Ich zum Beispiel war wirklich überrascht, dass es mir gelang, einen ganzen Zeitungsartikel zu verfassen, ohne dabei eine Pfeife zu rauchen. Ich hatte es mir eben so angewöhnt, zur Selbstvergewisserung sozusagen. Damals musste ich sehr viel schreiben, 200 bis 300 Zeilen pro Tag, und ich glaubte, es ohne dieses Ritual – die erste Zeile nicht ohne die anbrennende Pfeife, die letzte bei deren Verlöschen – nicht schaffen zu können. Ein Irrtum, wohl die Ausnahme.
China mit Kohl und Irving
Lesen indes sieht man die Leute überall. Manche Leute leisten sich dabei verrückte Sachen; haben den Stöpsel ihres iPods im Ohr und lesen Erzählungen von Haruki Murakami. Wobei Murakami den ganzen Mann fordert, schließlich entführt er seinen Leser mit diesen realistischen Verrücktheiten in raumgreifende Paralleluniversen, die keinen Platz lassen fürs Musikhören.
Selbst Normalmenschen haben ihr Lesen ähnlich ritualisiert wie Schreiber ihr Schreiben. Sie tun es samstags nachmittags, begleitet von einem Latte Macchiato im Korbsessel, die Füße auf der antiken Truhe Marke Schlossherr.
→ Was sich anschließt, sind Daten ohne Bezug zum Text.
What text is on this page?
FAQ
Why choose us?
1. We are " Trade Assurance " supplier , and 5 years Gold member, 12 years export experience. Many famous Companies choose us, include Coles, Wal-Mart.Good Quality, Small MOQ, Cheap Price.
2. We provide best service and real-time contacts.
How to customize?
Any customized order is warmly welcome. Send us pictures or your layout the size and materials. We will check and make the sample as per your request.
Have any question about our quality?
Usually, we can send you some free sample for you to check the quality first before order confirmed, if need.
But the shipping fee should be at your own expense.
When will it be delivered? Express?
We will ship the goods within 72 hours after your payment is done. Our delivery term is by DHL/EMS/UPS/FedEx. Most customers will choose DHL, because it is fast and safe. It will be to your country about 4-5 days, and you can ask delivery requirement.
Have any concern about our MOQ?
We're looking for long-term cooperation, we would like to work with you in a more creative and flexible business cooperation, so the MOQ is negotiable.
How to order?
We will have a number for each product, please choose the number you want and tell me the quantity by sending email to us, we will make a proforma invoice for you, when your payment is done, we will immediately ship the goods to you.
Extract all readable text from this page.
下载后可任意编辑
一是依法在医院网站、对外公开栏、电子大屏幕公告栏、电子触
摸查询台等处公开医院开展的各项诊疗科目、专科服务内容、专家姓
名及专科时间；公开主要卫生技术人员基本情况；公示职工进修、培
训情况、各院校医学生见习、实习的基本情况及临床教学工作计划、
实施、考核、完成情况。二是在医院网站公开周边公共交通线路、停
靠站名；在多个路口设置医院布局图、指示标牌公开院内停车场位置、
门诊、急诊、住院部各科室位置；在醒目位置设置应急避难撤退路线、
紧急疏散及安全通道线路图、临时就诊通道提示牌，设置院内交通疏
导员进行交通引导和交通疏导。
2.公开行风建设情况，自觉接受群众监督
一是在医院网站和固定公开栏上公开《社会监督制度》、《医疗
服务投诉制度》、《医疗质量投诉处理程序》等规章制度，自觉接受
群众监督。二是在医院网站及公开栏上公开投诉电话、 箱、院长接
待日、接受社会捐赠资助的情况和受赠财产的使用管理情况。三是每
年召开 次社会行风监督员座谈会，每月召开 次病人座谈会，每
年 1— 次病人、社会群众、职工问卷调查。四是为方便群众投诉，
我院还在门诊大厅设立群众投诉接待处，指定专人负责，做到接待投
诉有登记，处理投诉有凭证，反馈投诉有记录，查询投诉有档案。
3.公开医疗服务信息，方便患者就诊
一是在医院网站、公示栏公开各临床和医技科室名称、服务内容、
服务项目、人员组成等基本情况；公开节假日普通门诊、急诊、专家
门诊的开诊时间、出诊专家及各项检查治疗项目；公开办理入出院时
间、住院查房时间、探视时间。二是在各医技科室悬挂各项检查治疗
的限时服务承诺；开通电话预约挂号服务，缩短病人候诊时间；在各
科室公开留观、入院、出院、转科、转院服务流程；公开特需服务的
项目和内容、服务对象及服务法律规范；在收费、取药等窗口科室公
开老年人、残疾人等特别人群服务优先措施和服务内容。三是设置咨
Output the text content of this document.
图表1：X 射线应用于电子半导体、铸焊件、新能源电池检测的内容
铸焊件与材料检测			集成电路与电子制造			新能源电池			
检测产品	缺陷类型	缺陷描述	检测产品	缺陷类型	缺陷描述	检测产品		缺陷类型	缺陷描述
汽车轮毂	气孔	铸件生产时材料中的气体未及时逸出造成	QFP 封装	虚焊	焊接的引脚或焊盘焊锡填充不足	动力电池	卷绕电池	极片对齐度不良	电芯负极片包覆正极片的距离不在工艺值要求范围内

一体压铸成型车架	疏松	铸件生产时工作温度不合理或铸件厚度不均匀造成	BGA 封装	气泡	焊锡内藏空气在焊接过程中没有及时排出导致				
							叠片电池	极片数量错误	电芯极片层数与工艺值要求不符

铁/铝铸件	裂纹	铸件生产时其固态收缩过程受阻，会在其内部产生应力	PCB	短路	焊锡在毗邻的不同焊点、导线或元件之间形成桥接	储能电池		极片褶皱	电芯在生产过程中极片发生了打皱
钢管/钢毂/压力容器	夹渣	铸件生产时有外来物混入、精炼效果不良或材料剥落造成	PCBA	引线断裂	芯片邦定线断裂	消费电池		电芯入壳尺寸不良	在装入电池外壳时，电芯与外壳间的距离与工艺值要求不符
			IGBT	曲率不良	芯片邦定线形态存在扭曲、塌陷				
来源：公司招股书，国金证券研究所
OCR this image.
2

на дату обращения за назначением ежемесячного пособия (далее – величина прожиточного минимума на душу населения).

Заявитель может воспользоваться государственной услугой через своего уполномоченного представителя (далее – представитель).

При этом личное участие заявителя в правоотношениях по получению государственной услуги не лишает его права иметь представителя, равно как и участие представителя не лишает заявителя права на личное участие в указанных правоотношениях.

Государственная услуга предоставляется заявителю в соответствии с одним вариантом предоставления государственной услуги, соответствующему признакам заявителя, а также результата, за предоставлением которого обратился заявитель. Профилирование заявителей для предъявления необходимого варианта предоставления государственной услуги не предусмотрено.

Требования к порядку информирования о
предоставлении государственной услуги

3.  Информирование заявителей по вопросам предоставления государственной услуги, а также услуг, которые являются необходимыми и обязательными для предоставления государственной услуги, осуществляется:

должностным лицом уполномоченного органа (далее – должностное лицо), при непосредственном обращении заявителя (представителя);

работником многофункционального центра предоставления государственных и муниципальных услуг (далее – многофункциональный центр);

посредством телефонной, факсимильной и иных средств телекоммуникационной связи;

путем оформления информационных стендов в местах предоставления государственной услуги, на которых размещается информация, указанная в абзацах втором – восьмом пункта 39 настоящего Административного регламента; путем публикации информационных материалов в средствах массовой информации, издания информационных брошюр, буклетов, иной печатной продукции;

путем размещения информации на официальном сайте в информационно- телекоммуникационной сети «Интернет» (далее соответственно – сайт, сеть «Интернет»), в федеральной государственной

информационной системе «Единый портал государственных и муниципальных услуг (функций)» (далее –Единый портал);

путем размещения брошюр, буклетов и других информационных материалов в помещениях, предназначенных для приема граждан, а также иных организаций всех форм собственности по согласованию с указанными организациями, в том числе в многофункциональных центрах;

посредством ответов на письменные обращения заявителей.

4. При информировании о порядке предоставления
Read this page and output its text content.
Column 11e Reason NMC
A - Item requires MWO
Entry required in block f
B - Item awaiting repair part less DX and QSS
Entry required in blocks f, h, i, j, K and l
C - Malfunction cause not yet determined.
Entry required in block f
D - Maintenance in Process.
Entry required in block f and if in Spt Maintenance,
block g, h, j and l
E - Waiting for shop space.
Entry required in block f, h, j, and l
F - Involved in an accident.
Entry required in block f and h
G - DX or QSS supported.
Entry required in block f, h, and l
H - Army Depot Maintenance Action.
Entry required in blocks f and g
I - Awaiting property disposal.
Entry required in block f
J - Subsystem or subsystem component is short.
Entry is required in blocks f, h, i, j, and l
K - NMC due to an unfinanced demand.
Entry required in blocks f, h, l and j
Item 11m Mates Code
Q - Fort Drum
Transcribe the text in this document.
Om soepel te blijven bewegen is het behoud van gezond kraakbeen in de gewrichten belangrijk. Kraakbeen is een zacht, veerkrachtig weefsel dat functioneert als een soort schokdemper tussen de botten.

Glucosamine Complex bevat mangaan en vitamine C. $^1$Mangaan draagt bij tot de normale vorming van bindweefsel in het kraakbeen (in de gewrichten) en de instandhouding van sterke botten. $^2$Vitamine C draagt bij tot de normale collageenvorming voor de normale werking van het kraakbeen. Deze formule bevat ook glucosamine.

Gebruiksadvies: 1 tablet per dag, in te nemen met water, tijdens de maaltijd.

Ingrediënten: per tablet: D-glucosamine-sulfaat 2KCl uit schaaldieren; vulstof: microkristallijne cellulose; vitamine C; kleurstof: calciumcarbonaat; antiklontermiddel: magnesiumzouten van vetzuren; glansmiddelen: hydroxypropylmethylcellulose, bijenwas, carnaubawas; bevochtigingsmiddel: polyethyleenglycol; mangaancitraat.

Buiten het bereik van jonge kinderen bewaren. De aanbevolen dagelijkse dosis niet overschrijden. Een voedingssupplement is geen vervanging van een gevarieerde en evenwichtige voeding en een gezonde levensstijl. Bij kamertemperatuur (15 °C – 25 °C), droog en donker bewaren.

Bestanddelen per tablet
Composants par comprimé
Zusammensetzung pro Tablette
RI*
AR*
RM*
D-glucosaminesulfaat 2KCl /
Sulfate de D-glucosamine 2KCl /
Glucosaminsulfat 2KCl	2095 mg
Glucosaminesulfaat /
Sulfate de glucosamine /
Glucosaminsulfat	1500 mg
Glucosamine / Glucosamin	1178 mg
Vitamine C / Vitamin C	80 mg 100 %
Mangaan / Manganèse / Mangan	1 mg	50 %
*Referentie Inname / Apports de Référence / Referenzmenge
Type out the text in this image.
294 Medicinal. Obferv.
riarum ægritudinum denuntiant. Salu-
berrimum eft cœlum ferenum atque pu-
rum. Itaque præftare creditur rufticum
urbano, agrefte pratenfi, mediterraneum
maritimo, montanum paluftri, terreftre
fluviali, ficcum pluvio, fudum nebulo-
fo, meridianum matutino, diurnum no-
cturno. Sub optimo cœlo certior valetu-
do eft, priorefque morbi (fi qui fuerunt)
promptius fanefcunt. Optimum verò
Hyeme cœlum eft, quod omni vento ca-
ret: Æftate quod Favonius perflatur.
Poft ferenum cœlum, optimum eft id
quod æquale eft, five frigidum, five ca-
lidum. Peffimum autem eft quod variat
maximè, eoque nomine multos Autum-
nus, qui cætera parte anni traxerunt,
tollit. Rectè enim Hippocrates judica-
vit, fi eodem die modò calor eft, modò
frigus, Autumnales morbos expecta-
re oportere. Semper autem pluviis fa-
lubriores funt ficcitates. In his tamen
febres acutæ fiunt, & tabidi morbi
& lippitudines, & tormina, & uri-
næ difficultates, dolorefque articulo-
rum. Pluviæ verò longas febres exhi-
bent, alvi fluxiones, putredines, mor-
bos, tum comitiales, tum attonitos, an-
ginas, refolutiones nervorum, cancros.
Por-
Selbst Männern dient der Friseurtermin als Alibi dafür, Sachen zu lesen, von denen sie behaupten, sie ansonsten nicht zu konsumieren. Der Mensch ist verführbar. Ich habe vor drei Monaten ein neues Leseritual erfunden.
Öfters geht es vom Düsseldorfer Flughafen nach Berlin. Stopp – ich muss anders anfangen. Einmal flog ich mit Helmut Kohl nach China, wo er die chinesische Generalität traf. Kohl flog dann zurück, um Deutschland weiter zu regieren.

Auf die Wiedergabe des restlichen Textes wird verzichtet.